I personally found Framing Britney Spears, the documentary charting the arc of Britney Spears’ conservatorship, to be intrusive, incurious, and often baffling. People close to Spears might disagree, as it opened the floodgates for them to spin their own redemptive tales to anyone ready to lap up any new details in the sordid life of the world’s once most famous pop star. With the buzz from its premiere in February still lingering, I guess it’s not surprising its filmmakers have reportedly jumped at another pop culture fixation: Justin Timberlake’s humiliation of Janet Jackson at the 2004 Super Bowl half-time show.
Page Six reports that the production company behind Framing Britney Spears is working on a new doc about the 2004 Super Bowl half-time show performance, according to sources close to the matter. “It’s going to be all about the fallout and the suits who fucked over Janet [at] Viacom,” said one tipster. “They did the Britney doc without [Spears], and there’s been more interest in the Super Bowl since that documentary premiered and Justin apologized.”

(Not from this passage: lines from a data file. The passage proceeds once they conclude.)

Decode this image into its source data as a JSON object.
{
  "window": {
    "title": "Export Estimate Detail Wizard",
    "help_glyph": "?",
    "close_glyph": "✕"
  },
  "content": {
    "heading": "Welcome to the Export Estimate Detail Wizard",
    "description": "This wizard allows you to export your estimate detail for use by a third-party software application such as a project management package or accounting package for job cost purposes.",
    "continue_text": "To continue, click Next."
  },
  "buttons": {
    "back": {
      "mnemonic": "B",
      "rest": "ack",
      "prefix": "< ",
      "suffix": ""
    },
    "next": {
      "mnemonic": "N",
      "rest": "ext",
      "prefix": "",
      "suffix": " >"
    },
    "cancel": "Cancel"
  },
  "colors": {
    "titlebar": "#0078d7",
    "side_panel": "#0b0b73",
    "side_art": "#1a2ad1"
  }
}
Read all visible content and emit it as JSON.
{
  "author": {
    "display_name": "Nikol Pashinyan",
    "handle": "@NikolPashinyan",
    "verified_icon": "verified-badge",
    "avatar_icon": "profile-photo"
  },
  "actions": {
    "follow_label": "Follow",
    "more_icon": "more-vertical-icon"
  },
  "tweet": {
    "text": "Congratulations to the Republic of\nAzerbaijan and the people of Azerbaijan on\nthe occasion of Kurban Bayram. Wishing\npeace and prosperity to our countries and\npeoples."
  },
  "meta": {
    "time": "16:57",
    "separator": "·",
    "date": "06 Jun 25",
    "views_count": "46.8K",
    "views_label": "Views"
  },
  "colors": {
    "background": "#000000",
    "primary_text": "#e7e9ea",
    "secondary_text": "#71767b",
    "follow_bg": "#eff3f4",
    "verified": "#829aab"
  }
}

Here was that apology, for the record. It left much to be desired:
If the source is to be believed, and producers are willing to move forward without Jackson as they were with Spears, then I expect something less than a comprehensive historical analysis of the fallout, but maybe they’ll be more rigorous this time around. Good luck with their endeavors!
DISCUSSION
If their business is producing documentaries that sell themselves as exposing “the truth” behind public wrongs done to celebrities, but the nominal victims of those wrongs (and central subjects of the docs,) don’t want to participate, isn’t that still just exploitation? Even if the documentaries reach conclusions supported by whatever viewpoint you or I may hold on any given controversy, the documentarians are still basically just enriching themselves from these other people’s stories—seemingly without regard for those people’s desires.